Early changes in parasitemia level (ie, 0-6 hours after admission) were determined mainly by modal stage of asexual parasite development, whereas the subsequent log-linear decline was determined mainly by kelch13 propeller mutations. Older circulating parasites on admission were associated with more-rapid parasite clearance, particularly in kelch13 mutant infections. The geometric mean parasite clearance half-life decreased by 11.6% (95% CI 3.4%-19.1%) in kelch13 wild-type infections and by 30% (95% CI 17.8%-40.4%) in kelch13 mutant infections as the mean age of circulating parasites rose from 3 to 21 hours.
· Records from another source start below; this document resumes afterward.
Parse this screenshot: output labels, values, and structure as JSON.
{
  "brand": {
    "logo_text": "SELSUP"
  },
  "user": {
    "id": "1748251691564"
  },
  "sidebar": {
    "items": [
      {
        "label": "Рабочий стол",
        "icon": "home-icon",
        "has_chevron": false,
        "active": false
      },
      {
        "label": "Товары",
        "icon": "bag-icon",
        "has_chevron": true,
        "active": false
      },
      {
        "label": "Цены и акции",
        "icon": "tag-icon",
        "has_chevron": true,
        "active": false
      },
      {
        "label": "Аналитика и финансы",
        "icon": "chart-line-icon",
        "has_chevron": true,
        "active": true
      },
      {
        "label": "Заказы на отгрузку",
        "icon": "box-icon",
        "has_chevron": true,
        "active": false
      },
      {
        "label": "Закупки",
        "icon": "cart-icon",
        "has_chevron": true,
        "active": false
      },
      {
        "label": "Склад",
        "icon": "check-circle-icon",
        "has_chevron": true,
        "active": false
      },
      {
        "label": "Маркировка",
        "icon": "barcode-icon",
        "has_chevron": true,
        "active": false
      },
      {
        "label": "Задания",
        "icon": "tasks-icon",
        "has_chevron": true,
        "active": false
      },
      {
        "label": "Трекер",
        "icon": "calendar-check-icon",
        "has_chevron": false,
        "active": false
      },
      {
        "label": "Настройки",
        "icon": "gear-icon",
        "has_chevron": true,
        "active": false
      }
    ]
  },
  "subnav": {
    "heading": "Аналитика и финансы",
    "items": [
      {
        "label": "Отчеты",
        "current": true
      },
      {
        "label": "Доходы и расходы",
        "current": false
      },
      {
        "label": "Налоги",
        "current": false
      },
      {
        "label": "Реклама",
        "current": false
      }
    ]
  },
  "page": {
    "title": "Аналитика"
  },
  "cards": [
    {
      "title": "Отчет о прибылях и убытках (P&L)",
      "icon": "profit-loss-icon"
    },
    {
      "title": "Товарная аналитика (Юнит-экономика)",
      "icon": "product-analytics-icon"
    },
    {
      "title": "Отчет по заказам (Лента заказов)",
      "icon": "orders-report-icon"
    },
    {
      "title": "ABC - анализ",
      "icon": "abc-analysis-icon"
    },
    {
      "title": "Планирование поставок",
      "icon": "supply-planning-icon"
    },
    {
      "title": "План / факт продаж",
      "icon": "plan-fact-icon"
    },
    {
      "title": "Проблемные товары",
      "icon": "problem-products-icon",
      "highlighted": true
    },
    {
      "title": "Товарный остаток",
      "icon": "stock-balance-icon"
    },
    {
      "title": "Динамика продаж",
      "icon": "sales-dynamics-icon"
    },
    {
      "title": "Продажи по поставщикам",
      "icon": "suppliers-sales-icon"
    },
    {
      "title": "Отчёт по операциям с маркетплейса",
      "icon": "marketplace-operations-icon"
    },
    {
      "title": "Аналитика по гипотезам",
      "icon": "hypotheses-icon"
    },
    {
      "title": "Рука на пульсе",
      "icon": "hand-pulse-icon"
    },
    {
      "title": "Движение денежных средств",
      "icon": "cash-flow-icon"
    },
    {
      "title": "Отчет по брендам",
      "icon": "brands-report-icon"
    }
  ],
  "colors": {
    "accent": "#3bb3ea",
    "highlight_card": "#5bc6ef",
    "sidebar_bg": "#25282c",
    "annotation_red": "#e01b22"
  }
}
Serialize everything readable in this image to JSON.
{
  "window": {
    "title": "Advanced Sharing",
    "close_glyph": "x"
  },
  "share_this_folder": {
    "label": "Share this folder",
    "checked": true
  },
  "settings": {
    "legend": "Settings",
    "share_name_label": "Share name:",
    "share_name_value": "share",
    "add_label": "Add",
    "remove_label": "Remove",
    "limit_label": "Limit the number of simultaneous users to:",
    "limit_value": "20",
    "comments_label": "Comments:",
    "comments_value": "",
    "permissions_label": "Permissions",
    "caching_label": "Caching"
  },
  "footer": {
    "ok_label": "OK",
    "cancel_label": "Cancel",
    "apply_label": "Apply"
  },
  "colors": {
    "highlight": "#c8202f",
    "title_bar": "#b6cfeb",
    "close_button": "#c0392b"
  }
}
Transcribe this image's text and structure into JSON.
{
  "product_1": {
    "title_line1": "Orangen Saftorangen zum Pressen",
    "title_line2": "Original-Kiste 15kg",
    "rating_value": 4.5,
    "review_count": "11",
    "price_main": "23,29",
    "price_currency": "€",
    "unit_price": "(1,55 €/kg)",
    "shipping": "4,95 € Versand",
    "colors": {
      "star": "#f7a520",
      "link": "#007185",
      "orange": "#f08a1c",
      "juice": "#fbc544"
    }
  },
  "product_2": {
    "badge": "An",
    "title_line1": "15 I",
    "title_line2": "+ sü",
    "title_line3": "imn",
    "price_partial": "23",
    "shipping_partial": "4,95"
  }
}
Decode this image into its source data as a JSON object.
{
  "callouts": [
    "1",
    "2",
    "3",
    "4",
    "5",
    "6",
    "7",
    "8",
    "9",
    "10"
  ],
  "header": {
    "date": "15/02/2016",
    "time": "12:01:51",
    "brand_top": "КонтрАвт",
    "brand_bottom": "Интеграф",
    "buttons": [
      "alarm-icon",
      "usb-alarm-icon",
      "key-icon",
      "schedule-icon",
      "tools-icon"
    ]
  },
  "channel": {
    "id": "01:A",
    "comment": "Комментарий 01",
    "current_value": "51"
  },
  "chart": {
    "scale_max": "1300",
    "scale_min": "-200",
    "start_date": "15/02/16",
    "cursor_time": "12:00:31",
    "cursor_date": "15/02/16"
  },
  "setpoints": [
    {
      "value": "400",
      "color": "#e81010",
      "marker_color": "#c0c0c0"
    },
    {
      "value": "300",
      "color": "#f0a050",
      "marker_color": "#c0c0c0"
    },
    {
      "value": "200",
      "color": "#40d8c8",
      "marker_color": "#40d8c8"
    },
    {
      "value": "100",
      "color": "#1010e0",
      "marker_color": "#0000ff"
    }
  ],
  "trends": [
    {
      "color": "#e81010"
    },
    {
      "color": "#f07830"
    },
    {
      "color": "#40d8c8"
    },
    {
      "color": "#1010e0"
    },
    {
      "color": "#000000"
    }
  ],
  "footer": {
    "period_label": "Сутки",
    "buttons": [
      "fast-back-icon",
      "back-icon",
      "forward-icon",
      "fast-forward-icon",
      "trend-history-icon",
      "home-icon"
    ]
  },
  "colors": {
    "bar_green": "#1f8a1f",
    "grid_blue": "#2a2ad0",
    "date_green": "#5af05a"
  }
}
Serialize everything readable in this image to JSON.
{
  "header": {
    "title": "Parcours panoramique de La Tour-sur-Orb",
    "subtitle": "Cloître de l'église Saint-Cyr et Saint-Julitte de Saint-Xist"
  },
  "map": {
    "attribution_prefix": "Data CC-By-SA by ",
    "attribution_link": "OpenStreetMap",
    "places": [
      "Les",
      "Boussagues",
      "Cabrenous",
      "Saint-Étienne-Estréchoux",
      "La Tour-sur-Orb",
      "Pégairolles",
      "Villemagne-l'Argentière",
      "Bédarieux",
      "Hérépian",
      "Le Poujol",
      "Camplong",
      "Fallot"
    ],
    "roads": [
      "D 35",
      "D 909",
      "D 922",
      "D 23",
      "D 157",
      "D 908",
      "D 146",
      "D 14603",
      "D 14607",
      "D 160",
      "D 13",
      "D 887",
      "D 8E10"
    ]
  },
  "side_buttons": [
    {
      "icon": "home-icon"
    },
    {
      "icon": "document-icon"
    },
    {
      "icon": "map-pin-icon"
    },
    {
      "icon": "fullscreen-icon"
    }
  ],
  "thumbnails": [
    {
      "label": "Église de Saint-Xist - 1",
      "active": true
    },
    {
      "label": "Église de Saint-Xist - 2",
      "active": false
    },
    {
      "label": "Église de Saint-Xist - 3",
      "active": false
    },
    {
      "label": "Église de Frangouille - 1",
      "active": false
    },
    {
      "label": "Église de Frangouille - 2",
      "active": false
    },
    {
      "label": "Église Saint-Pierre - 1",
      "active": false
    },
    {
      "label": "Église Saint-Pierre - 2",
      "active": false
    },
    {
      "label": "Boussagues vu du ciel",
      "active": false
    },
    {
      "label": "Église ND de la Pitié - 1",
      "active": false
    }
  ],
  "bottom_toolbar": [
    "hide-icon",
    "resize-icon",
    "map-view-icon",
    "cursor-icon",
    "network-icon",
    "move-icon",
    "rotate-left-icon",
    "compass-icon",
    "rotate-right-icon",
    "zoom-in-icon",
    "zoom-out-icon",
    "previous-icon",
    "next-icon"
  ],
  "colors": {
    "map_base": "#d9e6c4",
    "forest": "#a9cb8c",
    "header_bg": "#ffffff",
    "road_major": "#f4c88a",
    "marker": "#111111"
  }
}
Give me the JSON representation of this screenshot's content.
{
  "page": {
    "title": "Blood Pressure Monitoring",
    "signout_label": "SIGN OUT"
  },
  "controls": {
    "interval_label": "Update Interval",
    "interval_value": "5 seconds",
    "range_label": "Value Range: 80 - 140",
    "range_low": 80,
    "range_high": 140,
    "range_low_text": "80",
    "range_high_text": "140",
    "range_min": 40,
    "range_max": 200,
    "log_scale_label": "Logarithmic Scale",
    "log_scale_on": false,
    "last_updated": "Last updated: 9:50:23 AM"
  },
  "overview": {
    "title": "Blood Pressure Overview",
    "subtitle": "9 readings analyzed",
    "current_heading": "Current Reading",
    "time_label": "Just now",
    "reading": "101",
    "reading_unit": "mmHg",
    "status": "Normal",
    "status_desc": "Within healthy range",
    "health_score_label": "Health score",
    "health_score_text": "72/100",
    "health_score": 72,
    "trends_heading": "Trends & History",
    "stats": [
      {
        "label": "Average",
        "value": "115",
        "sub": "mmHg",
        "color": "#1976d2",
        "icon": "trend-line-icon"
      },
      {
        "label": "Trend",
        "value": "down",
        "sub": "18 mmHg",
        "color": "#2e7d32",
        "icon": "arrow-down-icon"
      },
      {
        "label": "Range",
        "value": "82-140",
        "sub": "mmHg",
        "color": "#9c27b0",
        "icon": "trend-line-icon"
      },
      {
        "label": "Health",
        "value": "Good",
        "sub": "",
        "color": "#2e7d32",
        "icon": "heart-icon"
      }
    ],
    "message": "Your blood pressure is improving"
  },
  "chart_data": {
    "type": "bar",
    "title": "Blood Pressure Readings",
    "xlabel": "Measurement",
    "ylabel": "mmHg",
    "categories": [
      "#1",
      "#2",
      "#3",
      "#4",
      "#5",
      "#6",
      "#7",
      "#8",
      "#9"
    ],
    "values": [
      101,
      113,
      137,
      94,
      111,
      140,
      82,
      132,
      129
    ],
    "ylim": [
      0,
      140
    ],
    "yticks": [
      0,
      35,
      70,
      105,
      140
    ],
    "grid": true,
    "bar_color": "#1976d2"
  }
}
Following the start of antimalarial treatment, ongoing parasite sequestration and schizogony both affect initial changes in parasitemia. The greater dependency of parasite clearance half-life on parasite age in artemisinin resistant infections is consistent with ring stage resistance and consequent parasite clearance by sequestration. The stage of parasite development should be incorporated in individual assessments of artemisinin resistance.
恶性疟原虫对青蒿素的抗药性与 kelch13 推进器突变、减少环状体寄生虫杀伤以及随后的寄生虫清除率降低有关。我们评估了寄生虫年龄如何影响青蒿素耐药性中的寄生虫清除。
在一项多中心青蒿素联合疗法临床试验中,对 816 名患者入院时的血片进行了疟原虫发育阶段评估及其 kelch13 基因型分析。
寄生虫血症水平的早期变化(即入院后 0-6 小时)主要取决于无性体寄生虫发育的模态阶段,而随后的对数线性下降主要取决于 kelch13 推进器突变。入院时循环寄生虫的年龄越大,寄生虫清除越快,尤其是在 kelch13 突变感染中。kelch13 野生型感染中寄生虫清除半衰期的几何平均减少 11.6%(95%CI 3.4%-19.1%),kelch13 突变型感染中寄生虫清除半衰期的几何平均减少 30%(95%CI 17.8%-40.4%),随着循环寄生虫的平均年龄从 3 小时增加到 21 小时。
在开始抗疟治疗后,持续的寄生虫隔离和裂殖子生成均会影响寄生虫血症的初始变化。在青蒿素耐药感染中,寄生虫清除半衰期对寄生虫年龄的依赖性更大,这与环状体耐药和随后的寄生虫隔离清除一致。在个体评估青蒿素耐药性时,应将寄生虫发育阶段纳入其中。